Los temores de Antonia tenían muy poco que ver con un prepucio más o menos largo. Y si su hijo llegaba a ser tan sarasa como su padre, no sería a causa de mi intervención. Pero gracias a ella tampoco tendría de qué avergonzarse, si le daba por ahí.

—Déjate de eso —le dije—. ¿A quién de nosotras le ha sucedido semejante cosa? ¿No te das cuenta que lo mejor de todo es poder enseñarlo? La circuncisión es cosa de salvajes que no saben mirar.

Todo se lo dije aprovechando que al chico le dio un desmayo, al ponerse en pie, que nos hizo acostarlo en el sillón.

—¿Ya estás mejor? —le dije al poco.

La mano que le cogí estaba fría como la nieve.
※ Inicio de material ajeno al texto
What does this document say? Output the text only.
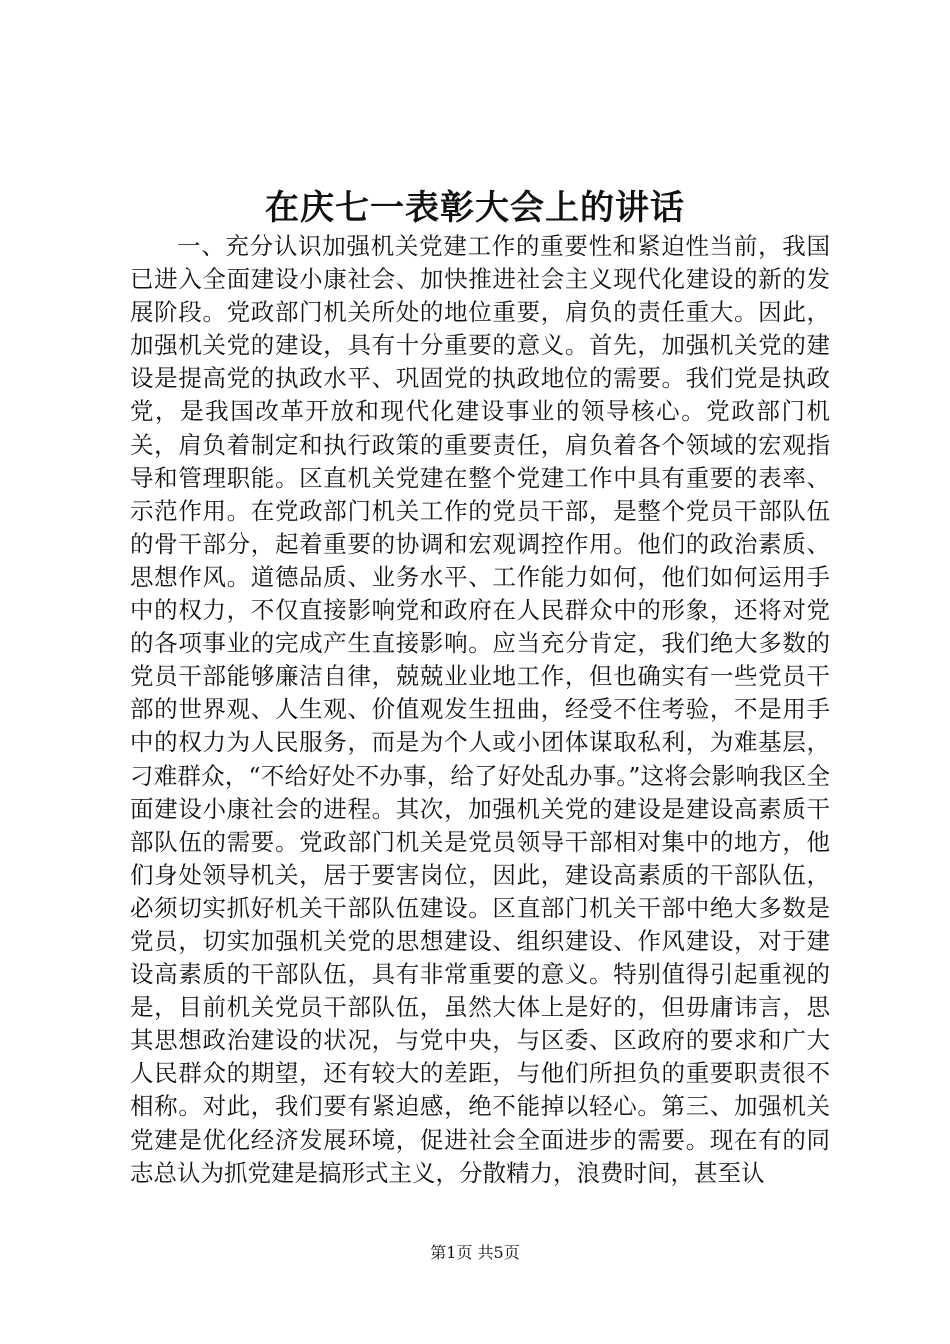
在庆七一表彰大会上的讲话

一、充分认识加强机关党建工作的重要性和紧迫性当前，我国已进入全面建设小康社会、加快推进社会主义现代化建设的新的发展阶段。党政部门机关所处的地位重要，肩负的责任重大。因此，加强机关党的建设，具有十分重要的意义。首先，加强机关党的建设是提高党的执政水平、巩固党的执政地位的需要。我们党是执政党，是我国改革开放和现代化建设事业的领导核心。党政部门机关，肩负着制定和执行政策的重要责任，肩负着各个领域的宏观指导和管理职能。区直机关党建在整个党建工作中具有重要的表率、示范作用。在党政部门机关工作的党员干部，是整个党员干部队伍的骨干部分，起着重要的协调和宏观调控作用。他们的政治素质、思想作风。道德品质、业务水平、工作能力如何，他们如何运用手中的权力，不仅直接影响党和政府在人民群众中的形象，还将对党的各项事业的完成产生直接影响。应当充分肯定，我们绝大多数的党员干部能够廉洁自律，兢兢业业地工作，但也确实有一些党员干部的世界观、人生观、价值观发生扭曲，经受不住考验，不是用手中的权力为人民服务，而是为个人或小团体谋取私利，为难基层，刁难群众，“不给好处不办事，给了好处乱办事。”这将会影响我区全面建设小康社会的进程。其次，加强机关党的建设是建设高素质干部队伍的需要。党政部门机关是党员领导干部相对集中的地方，他们身处领导机关，居于要害岗位，因此，建设高素质的干部队伍，必须切实抓好机关干部队伍建设。区直部门机关干部中绝大多数是党员，切实加强机关党的思想建设、组织建设、作风建设，对于建设高素质的干部队伍，具有非常重要的意义。特别值得引起重视的是，目前机关党员干部队伍，虽然大体上是好的，但毋庸讳言，思其思想政治建设的状况，与党中央，与区委、区政府的要求和广大人民群众的期望，还有较大的差距，与他们所担负的重要职责很不相称。对此，我们要有紧迫感，绝不能掉以轻心。第三、加强机关党建是优化经济发展环境，促进社会全面进步的需要。现在有的同志总认为抓党建是搞形式主义，分散精力，浪费时间，甚至认

第1页 共5页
Pero el chaval, más animoso que el padre, se incorporó y dijo:

—¿No me molestará?

—Claro que no —le aseguré—. Lo que no podrás es correr en unos días.

—¿Hasta cuándo? —me preguntó.

—Una semana —le dije yo—. En seis o siete días se caerán los puntos, y a jugar.

—¿Tenemos que volver? —me preguntó Antonia.

—No es necesario, si todo va como espero —le contesté—. Cámbiale la gasa todos los días con una pomada que voy a darte, y nada más.

—¿Y no me dolerá? —insistió el chico.

—Ahora os daré supositorios. Y si te molesta, te pones uno.

—¿Cuánto he de pagarte? —me preguntó Antonia.

—Lo mismo que nos cobrabas en la sastrería —le respondí.